Clichés are a haven on deadline. There’s no reason why we shouldn’t do a cliché-check as well as a spellcheck. But the best time to battle clichés is off deadline.
I read a business story that said a computer company was trying to win “the hearts and minds” of consumers. If the writer had said, “hearts, minds and modems,” what a difference it would have made.
When the urge strikes to write using clichés, check yourself against one of the following resources:
Joe Grimm of the Detroit Free Press has a page loaded with good advice on avoiding clichés, plus links to a cliché finder and a list of words so overused they should be banned.
- The Dictionary of Clichés includes not only a list of clichés, but also information about their origins.
- The gold standard for writing free of clutter, jargon, and mixed metaphors is William Zinnser’s classic, On Writing Well.
When you are not on deadline, try the following exercise. Gather other writers and have everybody bring in a couple of their stories. Pass them around and go on a cliché hunt (Sometimes you can’t spot your own. I used to tell editors, “But I’ve never used it before!” They were never sympathetic.). Put them up on the chart pad and then brainstorm ways to transform them from public domain to private stock.

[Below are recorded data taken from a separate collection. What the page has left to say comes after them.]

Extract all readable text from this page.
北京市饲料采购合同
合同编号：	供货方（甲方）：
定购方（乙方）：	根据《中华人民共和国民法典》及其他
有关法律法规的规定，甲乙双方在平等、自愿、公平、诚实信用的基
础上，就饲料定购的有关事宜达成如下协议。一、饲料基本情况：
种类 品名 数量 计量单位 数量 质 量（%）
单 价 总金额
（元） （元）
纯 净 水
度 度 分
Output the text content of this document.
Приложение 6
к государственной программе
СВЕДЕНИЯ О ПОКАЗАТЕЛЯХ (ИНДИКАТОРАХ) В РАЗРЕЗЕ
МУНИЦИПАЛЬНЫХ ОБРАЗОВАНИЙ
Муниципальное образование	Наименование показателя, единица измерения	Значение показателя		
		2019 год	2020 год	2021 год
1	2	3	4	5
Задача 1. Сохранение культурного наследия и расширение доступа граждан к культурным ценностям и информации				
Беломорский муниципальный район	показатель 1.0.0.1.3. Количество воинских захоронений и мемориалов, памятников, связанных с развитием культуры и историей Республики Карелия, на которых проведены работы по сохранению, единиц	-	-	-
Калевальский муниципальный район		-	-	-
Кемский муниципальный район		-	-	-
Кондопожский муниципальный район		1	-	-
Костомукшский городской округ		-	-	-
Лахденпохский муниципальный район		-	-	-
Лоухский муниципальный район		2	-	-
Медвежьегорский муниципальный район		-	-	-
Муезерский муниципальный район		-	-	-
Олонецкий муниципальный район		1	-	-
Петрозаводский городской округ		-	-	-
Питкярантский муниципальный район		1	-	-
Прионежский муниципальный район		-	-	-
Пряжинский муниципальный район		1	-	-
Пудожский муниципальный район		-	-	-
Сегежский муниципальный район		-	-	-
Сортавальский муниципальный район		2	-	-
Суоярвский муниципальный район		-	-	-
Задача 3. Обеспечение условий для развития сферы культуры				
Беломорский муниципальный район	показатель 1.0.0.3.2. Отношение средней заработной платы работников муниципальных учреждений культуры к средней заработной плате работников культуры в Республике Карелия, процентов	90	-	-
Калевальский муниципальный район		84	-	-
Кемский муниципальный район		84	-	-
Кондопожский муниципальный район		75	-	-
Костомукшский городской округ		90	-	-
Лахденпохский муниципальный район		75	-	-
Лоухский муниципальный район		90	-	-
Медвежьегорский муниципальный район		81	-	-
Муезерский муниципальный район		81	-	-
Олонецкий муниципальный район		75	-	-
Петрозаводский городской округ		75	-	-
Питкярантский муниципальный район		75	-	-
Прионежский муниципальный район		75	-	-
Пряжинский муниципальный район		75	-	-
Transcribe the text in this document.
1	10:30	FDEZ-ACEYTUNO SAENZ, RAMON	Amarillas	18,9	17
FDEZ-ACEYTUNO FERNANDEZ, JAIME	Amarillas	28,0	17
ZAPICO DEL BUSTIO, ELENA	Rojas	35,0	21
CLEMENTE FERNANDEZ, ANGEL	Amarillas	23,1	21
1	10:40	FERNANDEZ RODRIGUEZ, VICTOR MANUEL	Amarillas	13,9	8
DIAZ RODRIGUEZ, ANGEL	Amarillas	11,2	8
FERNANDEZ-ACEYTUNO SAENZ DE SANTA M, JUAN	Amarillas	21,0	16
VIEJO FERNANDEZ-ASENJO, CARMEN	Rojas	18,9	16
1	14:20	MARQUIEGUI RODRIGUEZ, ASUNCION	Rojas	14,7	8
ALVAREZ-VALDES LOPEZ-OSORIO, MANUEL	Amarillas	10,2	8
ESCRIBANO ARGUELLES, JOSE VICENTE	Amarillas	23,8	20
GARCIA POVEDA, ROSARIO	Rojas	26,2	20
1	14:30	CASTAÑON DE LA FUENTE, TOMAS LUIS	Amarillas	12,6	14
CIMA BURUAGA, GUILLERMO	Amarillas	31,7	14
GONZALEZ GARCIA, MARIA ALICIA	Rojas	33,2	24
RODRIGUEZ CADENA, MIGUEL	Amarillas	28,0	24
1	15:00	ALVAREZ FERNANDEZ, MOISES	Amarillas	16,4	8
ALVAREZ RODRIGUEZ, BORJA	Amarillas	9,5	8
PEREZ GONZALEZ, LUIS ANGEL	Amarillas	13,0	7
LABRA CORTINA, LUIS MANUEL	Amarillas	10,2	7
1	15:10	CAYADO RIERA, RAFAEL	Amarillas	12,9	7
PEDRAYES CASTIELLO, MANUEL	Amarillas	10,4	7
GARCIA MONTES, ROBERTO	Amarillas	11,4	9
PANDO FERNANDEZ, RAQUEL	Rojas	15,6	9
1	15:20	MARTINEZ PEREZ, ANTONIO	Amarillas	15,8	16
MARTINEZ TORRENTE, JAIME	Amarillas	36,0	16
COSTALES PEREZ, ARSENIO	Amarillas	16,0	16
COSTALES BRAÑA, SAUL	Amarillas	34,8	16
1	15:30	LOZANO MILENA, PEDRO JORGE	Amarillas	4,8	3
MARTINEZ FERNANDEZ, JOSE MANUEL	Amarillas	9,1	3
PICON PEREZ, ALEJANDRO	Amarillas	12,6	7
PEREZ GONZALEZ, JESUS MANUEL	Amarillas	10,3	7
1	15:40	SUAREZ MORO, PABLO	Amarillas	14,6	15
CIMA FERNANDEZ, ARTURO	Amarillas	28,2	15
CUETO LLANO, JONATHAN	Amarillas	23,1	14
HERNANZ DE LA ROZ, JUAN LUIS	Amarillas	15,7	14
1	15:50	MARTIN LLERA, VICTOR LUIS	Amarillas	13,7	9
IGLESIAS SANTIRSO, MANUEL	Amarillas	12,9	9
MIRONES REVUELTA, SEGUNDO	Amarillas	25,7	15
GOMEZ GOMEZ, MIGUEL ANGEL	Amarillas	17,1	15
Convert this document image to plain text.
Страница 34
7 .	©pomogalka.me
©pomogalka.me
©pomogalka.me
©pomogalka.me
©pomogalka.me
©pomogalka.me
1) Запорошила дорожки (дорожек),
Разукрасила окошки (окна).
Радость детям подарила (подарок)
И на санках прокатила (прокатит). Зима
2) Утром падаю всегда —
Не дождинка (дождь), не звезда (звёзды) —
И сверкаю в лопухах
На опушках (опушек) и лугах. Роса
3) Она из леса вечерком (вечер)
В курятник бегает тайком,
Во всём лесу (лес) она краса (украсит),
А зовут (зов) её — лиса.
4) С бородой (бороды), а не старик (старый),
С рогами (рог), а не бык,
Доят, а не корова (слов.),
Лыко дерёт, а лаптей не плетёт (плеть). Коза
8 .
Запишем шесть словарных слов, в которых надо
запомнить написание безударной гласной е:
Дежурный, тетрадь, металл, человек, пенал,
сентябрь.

Finally, keep in mind the following words of wisdom from the late editing teacher, John Bremner:
“Speech is often riddled with clichés because people speak faster than they think and because they speak in phrases rather than in words. They have picked up the phrases over the years and don’t stop to think what the words mean. At their creation, the phrases were original and bright. Down the years, they have become worn-out by use. What we need are new clichés.
There is less excuse for clichés in writing than in speech. A writer has more time to seek the right word, to avoid triteness. If, however, he decides that a cliché is the best way to convey his meaning he should go ahead and use it. He should not apologize for using it by adding a patronizing phrase such as “if you’ll pardon the expression,” “to coin a phrase,” or “as the old saying goes.”
— Poynter.org reporter Ellen Sung contributed to this tipsheet.